De son côté, le syndicat Jeunes Médecins milite en faveur d’un "secteur 2 unique". "Nous sommes des médecins mais aussi des chefs d’entreprise : on a besoin de matériel, de consommables, de locaux et si on veut soigner les gens, être au service du patient, il faut investir. Malheureusement, les tarifs imposés par la Sécurité sociale ne sont pas adaptés", estime la Dre Anna Boctor, présidente de Jeunes Médecins. D’après elle, "les dépassements scandaleux sont marginaux" et les "fantasmes" autour du secteur 2 persistent. "Aujourd’hui, le seul moyen de préserver le système universaliste, c’est le secteur 2, sinon, tout le monde va se déconventionner." Un vrai risque pour Moktaria Alikada, présidente de Médecins pour Demain. "Que ce soit pour accompagner un adolescent dépressif, pour parler contraception et consentement ou pour suivre un patient atteint d’un cancer, on aurait besoin de 30 minutes de consultation. On voudrait faire de la qualité mais on ne nous laisse pas faire", pointe le médecin généraliste, conventionnée secteur 1. Dans son cabinet, Moktaria Alikada accueille régulièrement des étudiants en médecine. "Je voulais leur montrer toute la diversité de notre métier. Les externes ont adoré mais elles m’ont dit que pour 30 euros, elles préféraient exercer à l’étranger..., déplore-t-elle. On est attaché au paiement à l’acte mais si le secteur 2 existe c’est parce que l’acte n’est pas assez rémunéré. Et un acte faible favorise l’abattage. Plus ça s’aggrave et moins les jeunes auront envie de s’installer."
La tentation du déconventionnement
Mais avec les différentes contraintes évoquées par le PLFSS pour le secteur 2, et l’exercice libéral de manière générale, c'est le conventionnement qui est remis en cause. "Les médecins sont conventionnistes, on a tous une fibre sociale, on s’intéresse à nos patients et on n’a pas envie qu’ils renoncent aux soins mais les médecins aimeraient que la convention soit plus équilibrée", souligne le Dr Richard Talbot, trésorier de la FMF-Gé. D’après le représentant syndical, si le secteur 2 n’est pas si intéressant, "le secteur 3 le serait davantage". "C’est tout un calcul, appuie Kilian Thomas, de Réagjir. On achète sa liberté vis-à-vis de l’Assurance maladie."
Mais pour l’ISNAR-IMG, le déconventionnement n’est pas une solution. Tout comme favoriser l’accès au secteur 2 pour les médecins généralistes ne rendra pas la spécialité plus attrayante selon Kilian Thomas. "Aujourd’hui, promouvoir le secteur 2 en médecine générale, ce n’est pas le bienvenue et en même temps, le secteur 1 perd de l’élan.
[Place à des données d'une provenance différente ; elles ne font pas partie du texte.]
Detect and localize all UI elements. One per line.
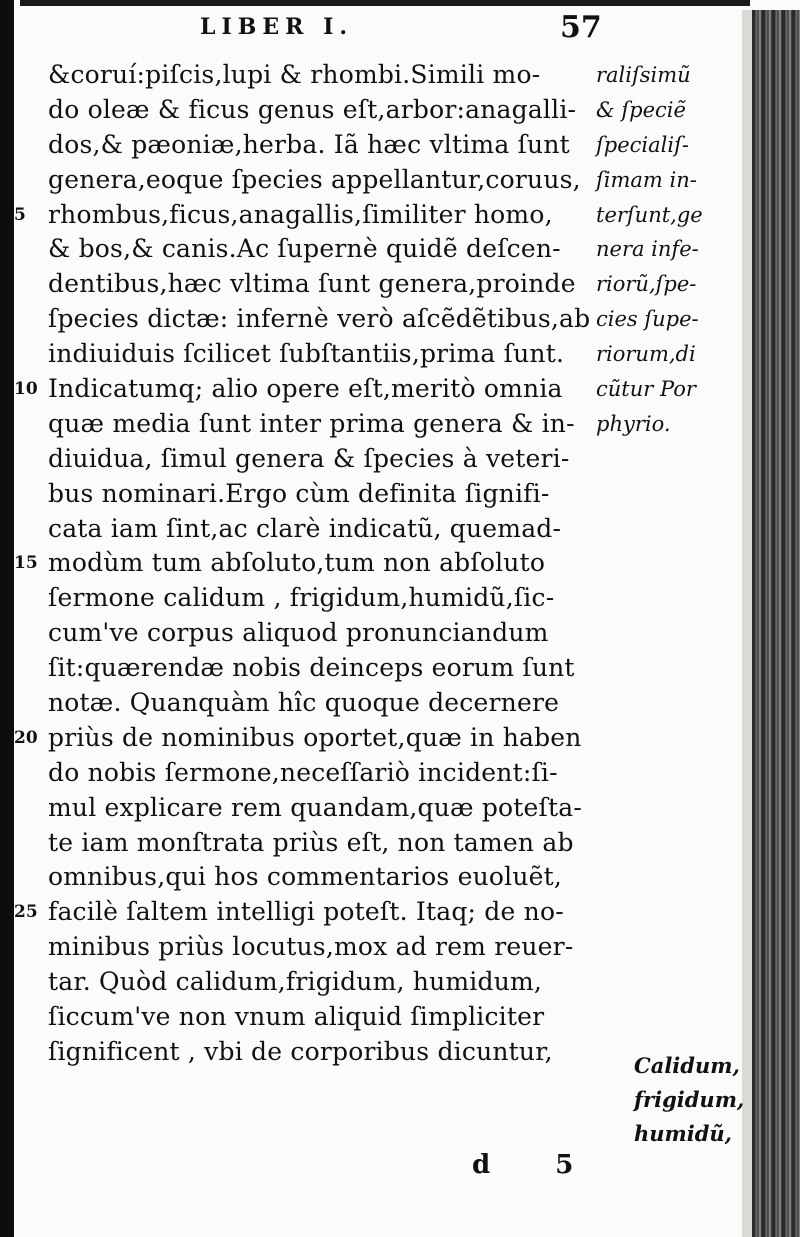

On se retrouve coincé." D’après le président de Réagjir, il serait peut-être temps de s’interroger sur la place du secteur 2 en médecine générale : "Qu’est-ce qu’il représente pour la jeune génération ? Ce n’est pas prioritaire mais il faudrait y penser."
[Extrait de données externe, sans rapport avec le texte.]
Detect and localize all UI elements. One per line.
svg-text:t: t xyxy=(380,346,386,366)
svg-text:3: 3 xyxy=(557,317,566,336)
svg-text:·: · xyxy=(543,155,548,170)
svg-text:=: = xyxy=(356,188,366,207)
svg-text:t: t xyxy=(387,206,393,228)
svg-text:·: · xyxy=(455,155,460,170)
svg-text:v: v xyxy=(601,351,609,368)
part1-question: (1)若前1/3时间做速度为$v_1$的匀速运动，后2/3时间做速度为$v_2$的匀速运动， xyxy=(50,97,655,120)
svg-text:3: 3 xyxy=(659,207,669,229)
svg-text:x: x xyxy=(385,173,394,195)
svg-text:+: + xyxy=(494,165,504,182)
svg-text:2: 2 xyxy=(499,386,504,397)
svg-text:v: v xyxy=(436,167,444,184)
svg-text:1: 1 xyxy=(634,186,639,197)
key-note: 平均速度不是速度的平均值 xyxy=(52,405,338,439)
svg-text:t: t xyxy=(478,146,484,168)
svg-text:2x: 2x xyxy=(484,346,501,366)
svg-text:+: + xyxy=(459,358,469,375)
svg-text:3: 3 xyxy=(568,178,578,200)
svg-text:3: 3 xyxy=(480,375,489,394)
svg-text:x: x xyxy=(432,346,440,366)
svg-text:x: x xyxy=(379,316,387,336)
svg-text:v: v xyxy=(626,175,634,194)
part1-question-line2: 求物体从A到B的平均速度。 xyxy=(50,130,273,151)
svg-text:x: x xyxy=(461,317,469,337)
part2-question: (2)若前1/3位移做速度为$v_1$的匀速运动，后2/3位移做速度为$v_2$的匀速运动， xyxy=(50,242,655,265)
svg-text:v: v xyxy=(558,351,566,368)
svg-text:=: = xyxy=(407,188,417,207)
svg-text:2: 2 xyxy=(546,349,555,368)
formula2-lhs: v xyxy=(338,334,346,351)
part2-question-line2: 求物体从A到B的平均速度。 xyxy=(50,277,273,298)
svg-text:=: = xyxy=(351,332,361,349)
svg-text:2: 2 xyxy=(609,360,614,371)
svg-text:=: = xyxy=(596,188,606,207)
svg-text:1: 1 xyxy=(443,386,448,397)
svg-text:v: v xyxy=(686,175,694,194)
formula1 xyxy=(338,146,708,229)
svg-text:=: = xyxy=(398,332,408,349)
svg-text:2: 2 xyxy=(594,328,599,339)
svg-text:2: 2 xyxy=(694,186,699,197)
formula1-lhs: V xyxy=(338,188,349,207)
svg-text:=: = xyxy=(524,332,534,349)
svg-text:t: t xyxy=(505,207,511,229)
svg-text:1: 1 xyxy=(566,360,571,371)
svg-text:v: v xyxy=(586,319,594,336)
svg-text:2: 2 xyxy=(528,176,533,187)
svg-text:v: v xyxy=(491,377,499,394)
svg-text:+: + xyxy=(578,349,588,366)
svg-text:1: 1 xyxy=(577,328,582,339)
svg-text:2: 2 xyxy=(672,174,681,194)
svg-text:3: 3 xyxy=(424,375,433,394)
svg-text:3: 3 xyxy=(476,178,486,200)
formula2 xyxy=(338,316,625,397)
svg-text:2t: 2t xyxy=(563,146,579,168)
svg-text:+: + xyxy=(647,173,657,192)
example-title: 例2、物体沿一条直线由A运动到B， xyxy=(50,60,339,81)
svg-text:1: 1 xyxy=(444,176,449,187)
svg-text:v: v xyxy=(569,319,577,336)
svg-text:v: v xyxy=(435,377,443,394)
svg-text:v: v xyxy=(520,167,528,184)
Plusieurs options pourraient être mises sur la table : un secteur unique à honoraire librement modulable pour la FMF-Gé : "Un secteur 1 pour tout le monde et des dépassements pour une partie des actes", précise Richard Talbot. Au contraire, un secteur 1 revalorisé "pour soigner beaucoup de patients et correctement", plaide l’Isnar-IMG. "On est montré comme ceux qui veulent du fric mais c’est tellement loin de la réalité. On veut être au service de l’accès au soin, c’est ce pour quoi on choisit la médecine générale", rétorque Atika Bokhari. Un avis partagé par MG France, le premier syndicat des médecins généralistes. "On ne peut pas accepter d’être maltraité et on comprend que les jeunes ne veulent plus jouer à ce jeu-là. Mais le secteur 2 n’est pas une solution, c’est bancale : ça oblige les patients à financer nos revenus, ce n’est pas conforme à nos engagements vis-à-vis de la Sécurité sociale", résume le Dr Jean-Christophe Nogrette, secrétaire général adjoint de MG France.
Mathilde Cognet préfère quant à elle relativiser. "Il ne faut pas oublier que notre patron, c’est la Sécurité sociale et c’est elle qui nous permet d’avoir de l’argent tous les mois plutôt que de dépendre de nos patients. Oui, on a l’impression de nous faire taper dessus constamment mais je pense qu’on n’est pas les plus à plaindre. Je crois qu’il fait être humble parce que c’est un peu la honte." Le débat reste ouvert.
*Le prénom a été modifié pour conserver l’anonymat.